# Activity Selection Problem (Greedy Algo-1) in C++?

C++Server Side ProgrammingProgramming

There are n different activities are given with their starting time and ending time. Select maximum number of activities to solve by a single person.

We will use the greedy approach to find the next activity whose finish time is minimum among rest activities, and the start time is more than or equal with the finish time of the last selected activity.

• The complexity of this problem is O(n log n) when the list is not sorted. When the sorted list is provided the complexity will be O(n).

## Input

A list of different activities with starting and ending times.
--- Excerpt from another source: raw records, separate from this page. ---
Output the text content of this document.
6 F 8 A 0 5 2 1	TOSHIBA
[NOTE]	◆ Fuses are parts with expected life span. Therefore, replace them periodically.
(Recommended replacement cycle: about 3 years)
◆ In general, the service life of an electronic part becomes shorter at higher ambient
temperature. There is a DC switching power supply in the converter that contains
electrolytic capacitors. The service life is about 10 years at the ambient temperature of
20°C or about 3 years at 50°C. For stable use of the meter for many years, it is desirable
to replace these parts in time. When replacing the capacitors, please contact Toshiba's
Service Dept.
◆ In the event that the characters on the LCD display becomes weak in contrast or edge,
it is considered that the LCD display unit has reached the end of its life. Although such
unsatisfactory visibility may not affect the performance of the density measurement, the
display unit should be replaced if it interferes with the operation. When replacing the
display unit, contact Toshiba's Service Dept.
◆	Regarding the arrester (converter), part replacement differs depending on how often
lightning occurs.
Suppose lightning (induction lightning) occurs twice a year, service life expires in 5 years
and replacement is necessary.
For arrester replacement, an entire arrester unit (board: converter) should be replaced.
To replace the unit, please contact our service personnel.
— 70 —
{(5,9), (1,2), (3,4), (0,6), (5,7), (8,9)}

## Output

Selected Activities are −

Activity: 0 , Start: 1 End: 2
Activity: 1 , Start: 3 End: 4
Activity: 3 , Start: 5 End: 7
Activity: 5 , Start: 8 End: 9

## Algorithm

### maxActivity(act, size)

Input - A list of activity, and the number of elements in the list.
Output - The order of activities how the have been chosen.

Begin
initially sort the given activity List
set i := 1
display the i-th activity //in this case it is the first activity
for j := 1 to n-1 do
if start time of act[j] >= end of act[i] then
display the jth activity
i := j
done
End

## Example

Live Demo

#include<iostream>
#include<algorithm>
using namespace std;
struct Activitiy {
int start, end;
};
bool comp(Activitiy act1, Activitiy act2) {
return (act1.end < act2.end);
}
void maxActivity(Activitiy act[], int n) {
sort(act, act+n, comp); //sort activities using compare function
cout << "Selected Activities are: " << endl;
int i = 0;// first activity as 0 is selected
cout << "Activity: " << i << " , Start: " <<act[i].start << " End: " << act[i].end <<endl;
for (int j = 1; j < n; j++) { //for all other activities
if (act[j].start >= act[i].end) { //when start time is >=end time, print the activity
cout << "Activity: " << j << " , Start: " <<act[j].start << " End: " << act[j].end <<endl;
i = j;
}
}
}
int main() {
Activitiy actArr[] = {{5,9},{1,2},{3,4},{0,6},{5,7},{8,9}};
int n = 6;
maxActivity(actArr,n);
return 0;
}

## Output

Selected Activities are:
Activity: 0 , Start: 1 End: 2
Activity: 1 , Start: 3 End: 4
Activity: 3 , Start: 5 End: 7
Activity: 5 , Start: 8 End: 9